Williams never had good prospects for an actor. You could see from his comedy routines that he didn’t have much control over himself. Even in comedic roles his directors let him go too far. The role of Tommy Wilhelm in Seize the Day required him to keep it together until the last scene and then let go. But Williams acts like he’s already lost it in the very first shot of him speeding down a country road in a beat-up station wagon, talking to himself, impatiently lighting a cigarette (he smokes through the whole film, or pretends to), and flipping the bird at his boss. At times his level of intensity is too loud. He steals his scenes only because you’re not sure he might explode at any moment. 

His last scenes, after he loses everything on the commodities exchange, are increasingly embarrassing – dashing down the New York streets screaming (where is he running?), scaring people out of the way until he thinks he sees Tamkin entering a building in a crowd and he finds himself at the funeral of someone he doesn’t even know. In the novel, Tommy is in the line of mourners, passing the body in the coffin, and he breaks down in tears, weeping uncontrollably. It is overwhelming as written by Bellow. In the film, Tommy’s breakdown is off-putting. Baring his teeth like he’s about to give out with his Whitmanesque yawp, Robin Williams pulls a grotesque face and starts to bawl like a child. 

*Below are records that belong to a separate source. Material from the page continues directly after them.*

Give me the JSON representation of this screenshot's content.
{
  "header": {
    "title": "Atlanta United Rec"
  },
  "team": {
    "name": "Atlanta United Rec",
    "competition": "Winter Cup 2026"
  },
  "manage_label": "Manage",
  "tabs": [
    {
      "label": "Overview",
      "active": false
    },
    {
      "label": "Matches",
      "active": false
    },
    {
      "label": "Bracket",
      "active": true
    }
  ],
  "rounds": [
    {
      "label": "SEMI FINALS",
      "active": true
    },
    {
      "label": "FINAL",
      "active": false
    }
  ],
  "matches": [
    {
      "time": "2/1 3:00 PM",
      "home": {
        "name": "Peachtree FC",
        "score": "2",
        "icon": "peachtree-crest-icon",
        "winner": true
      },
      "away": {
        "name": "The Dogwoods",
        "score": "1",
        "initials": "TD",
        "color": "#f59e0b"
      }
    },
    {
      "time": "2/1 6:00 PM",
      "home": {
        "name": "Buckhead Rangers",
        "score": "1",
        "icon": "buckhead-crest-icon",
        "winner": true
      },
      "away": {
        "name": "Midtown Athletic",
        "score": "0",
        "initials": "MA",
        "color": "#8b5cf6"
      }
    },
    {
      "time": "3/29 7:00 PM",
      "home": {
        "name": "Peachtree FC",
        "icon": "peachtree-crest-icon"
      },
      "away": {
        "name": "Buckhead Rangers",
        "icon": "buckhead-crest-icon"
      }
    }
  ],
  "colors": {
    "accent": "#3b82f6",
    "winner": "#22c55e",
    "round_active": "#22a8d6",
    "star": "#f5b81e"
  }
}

Williams – and the film’s producers – counted too much on his popularity and, like Tommy Wilhelm, got in over his head and lost. It’s a pity because he’s accompanied by a few good actors. Thomas Wiseman (who quite fittingly once played Dr. No in the very first James Bond film) is perfectly imperious as Tommy’s father, determined to resist every appeal for help from his son. Glenne Headly is lovely as Olive, Tommy’s Roman Catholic girlfriend, who waits patiently while he disentangles himself from his too demanding ex-wife. Jerry Stiller astounds as Dr. Tamkin, an old school bullshitter who both inspires Tommy and fleeces him of his last $600. He is completely deliberate in taking advantage of Tommy’s ignorance of money and calmly disappears the moment Tommy realizes he’s been had. (The film should’ve been rated R for the scene in which Stiller goes shirtless in the bath house shower. The strange proportions of his body defy description.) Jo Van Fleet is delightful as old Mrs. Einhorn, who is seen only in elevators with her incontinent dachshunds. And when Tommy has to (reluctantly) help Tom Aldredge (as the half-blind trader Rappaport) across the street to a tobacco store and then has to practically carry him back before the light changes, you will wonder at the direction of TV veteran Fielder Cook. And Saul Bellow himself appears passing Tommy in the hotel hallway dressed in a stylish trenchcoat and hat. 

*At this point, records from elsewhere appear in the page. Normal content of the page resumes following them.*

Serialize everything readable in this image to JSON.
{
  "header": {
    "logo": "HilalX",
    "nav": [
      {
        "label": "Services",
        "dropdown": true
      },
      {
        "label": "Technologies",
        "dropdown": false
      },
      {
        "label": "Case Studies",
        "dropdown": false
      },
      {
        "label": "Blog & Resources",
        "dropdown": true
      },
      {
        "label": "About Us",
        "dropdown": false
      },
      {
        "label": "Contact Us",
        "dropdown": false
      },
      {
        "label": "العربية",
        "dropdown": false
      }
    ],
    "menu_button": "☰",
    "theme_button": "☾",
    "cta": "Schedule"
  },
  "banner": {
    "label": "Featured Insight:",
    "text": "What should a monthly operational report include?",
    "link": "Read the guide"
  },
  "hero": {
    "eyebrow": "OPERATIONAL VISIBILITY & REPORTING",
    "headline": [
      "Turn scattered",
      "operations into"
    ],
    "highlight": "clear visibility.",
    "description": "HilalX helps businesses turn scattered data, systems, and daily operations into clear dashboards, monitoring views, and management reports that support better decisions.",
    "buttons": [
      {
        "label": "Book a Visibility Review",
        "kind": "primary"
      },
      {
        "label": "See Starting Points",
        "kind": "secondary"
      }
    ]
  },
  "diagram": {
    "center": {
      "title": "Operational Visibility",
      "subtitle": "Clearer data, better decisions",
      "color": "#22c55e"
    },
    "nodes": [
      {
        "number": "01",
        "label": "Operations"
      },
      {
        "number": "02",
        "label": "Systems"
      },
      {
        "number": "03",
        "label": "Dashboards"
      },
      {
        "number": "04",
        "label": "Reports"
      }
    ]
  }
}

One scene comes close to the optimum sadness expressed in Bellow of Tommy’s unrequited love for his father. Near the end of the film Tommy makes his way through the Hotel Gloriana’s subterranean steam room looking for his father. He passes several old men laid out as if on slabs waiting for the masseur. Tommy recognizes his father, lying on his stomach. The way the scene is shot (by Eric Van Haren Noman) is extraordinary: the old doctor turns over to address his son, exposing his naked torso, covered in sweat, his neck tendons straining, his eyes bulging, as he rejects Tommy’s final appeal – for money, yes, but also for help, and ultimately for love. Dr. Adler cruelly rejects his appeals. “You want to make yourself into my cross, but I’m not gonna let you do that. Get away from me now. It’s torture for me to look at you, you slob!” 

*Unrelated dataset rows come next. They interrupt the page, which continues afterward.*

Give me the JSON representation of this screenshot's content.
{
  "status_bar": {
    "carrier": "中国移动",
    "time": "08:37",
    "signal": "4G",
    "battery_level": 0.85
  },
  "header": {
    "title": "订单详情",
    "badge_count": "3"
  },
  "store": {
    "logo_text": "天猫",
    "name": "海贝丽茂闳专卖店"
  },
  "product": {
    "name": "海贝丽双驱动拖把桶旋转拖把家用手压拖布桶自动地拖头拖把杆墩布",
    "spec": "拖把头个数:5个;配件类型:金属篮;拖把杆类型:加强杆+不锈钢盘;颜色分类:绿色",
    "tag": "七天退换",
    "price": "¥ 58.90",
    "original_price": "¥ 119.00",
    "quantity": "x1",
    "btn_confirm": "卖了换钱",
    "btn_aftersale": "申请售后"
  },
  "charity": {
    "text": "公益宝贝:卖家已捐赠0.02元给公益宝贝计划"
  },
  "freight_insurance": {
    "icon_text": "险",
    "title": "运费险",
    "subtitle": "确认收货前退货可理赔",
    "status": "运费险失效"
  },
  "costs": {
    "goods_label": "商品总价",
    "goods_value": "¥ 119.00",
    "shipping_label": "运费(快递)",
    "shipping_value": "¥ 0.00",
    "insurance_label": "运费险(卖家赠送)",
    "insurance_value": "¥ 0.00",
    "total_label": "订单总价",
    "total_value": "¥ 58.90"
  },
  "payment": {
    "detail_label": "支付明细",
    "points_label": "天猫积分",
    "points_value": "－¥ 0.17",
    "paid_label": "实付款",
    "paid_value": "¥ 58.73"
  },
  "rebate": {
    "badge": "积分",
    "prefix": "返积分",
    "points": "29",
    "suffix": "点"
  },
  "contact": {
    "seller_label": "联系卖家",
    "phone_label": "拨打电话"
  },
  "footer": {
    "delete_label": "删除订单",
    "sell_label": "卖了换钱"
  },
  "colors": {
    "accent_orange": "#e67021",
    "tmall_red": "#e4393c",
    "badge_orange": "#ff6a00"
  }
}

The production is as good as one had any reason to expect, even for PBS’ Great Performances. The period costumes, the art direction, the cars in the streets and some well-chosen locations present to us a point blank and actual Manhattan in 1956. It would’ve been far more moving if the lead had been played by a real actor (like Cristopher Walken, for example) instead of by a comic quite outside of his element. This was the first straight role for Williams, who played in The World According to Garp and Moscow on the Hudson prior to Seize the Day. He would improve as a dramatic actor as he got older, but only because the material was shaped to suit his unique talents.